Second, the Middle East region was, and still is, the scene of amazing protest and revolutionary processes. However there is obvious variation among these processes. Some revolutionary processes took place almost peacefully (e.g. Tunisia and Egypt), while others face harsh state resistance and violence, thus paralleling civil wars (e.g. Libya and increasingly Syria). Outcomes of the processes have differed too: in some countries regimes collapsed (e.g. Libya and Tunisia), while in others power holders have been challenged but have remained in power (e.g. Morocco and Bahrain). Some protest movements led to quick power changes (e.g. Tunisia and Egypt), while others have prompted longer processes (e.g. Syria and Yemen). The metaphor of the Arab Spring may give the false impression that highly distinct protests and revolutionary protests are homogeneous. Making sense of both commonalities and variation is the challenge of future work for scholars.

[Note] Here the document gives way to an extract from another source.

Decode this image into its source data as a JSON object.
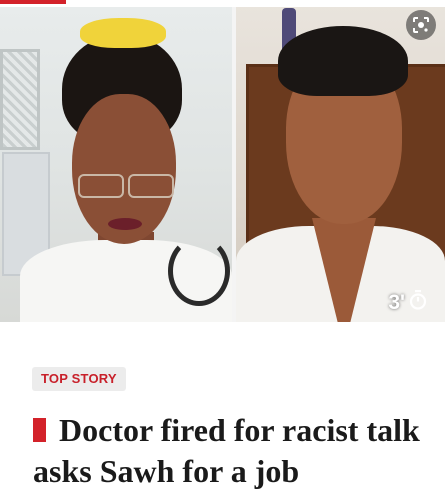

A Short Debate but Long Lasting Discussions
We invited outstanding social movements scholars to offer us some insights on the main sets of questions discussed above. Of course, the seven contributions in this debate on the Arab Spring do not exhaustively cover all these questions. They bring some insightful views on the difficulty to predict such events (Goodwin), on the importance of cross-class coalitions (Goldstone), on collective action frames (Gamson), on the role of the internet for networks (Diani), on political opportunity structures (Alimi and Meyer), on violence and state repression (Schneider) and on the role of the military (Nepstad). We would like to deeply thank all these authors for participating in this debate. Writing a contribution to such a symposium is not an easy task for two main reasons. First, protest events and revolutionary episodes in the Middle East are still in motion. Second, systematic data has not yet been collected and little valid information is at the disposal of researchers. Both constraints make the exercise risky.
This debate focuses merely on understanding the recent revolutionary episodes in the Arab world, and on how these episodes challenge our current theoretical models. The final outcome of these processes is very much uncertain, as are their consequences at both the national and international levels. At the national level we can expect probable state transformation in certain countries or reforms for others, and at the international and regional level we can anticipate, among other things, a redistribution of power alignments that may have an impact on regional stability. We asked a second series of scholars to offer their views on the repercussions of protest movements and we will publish their contributions in the next, or next but one, issue of the SPSR.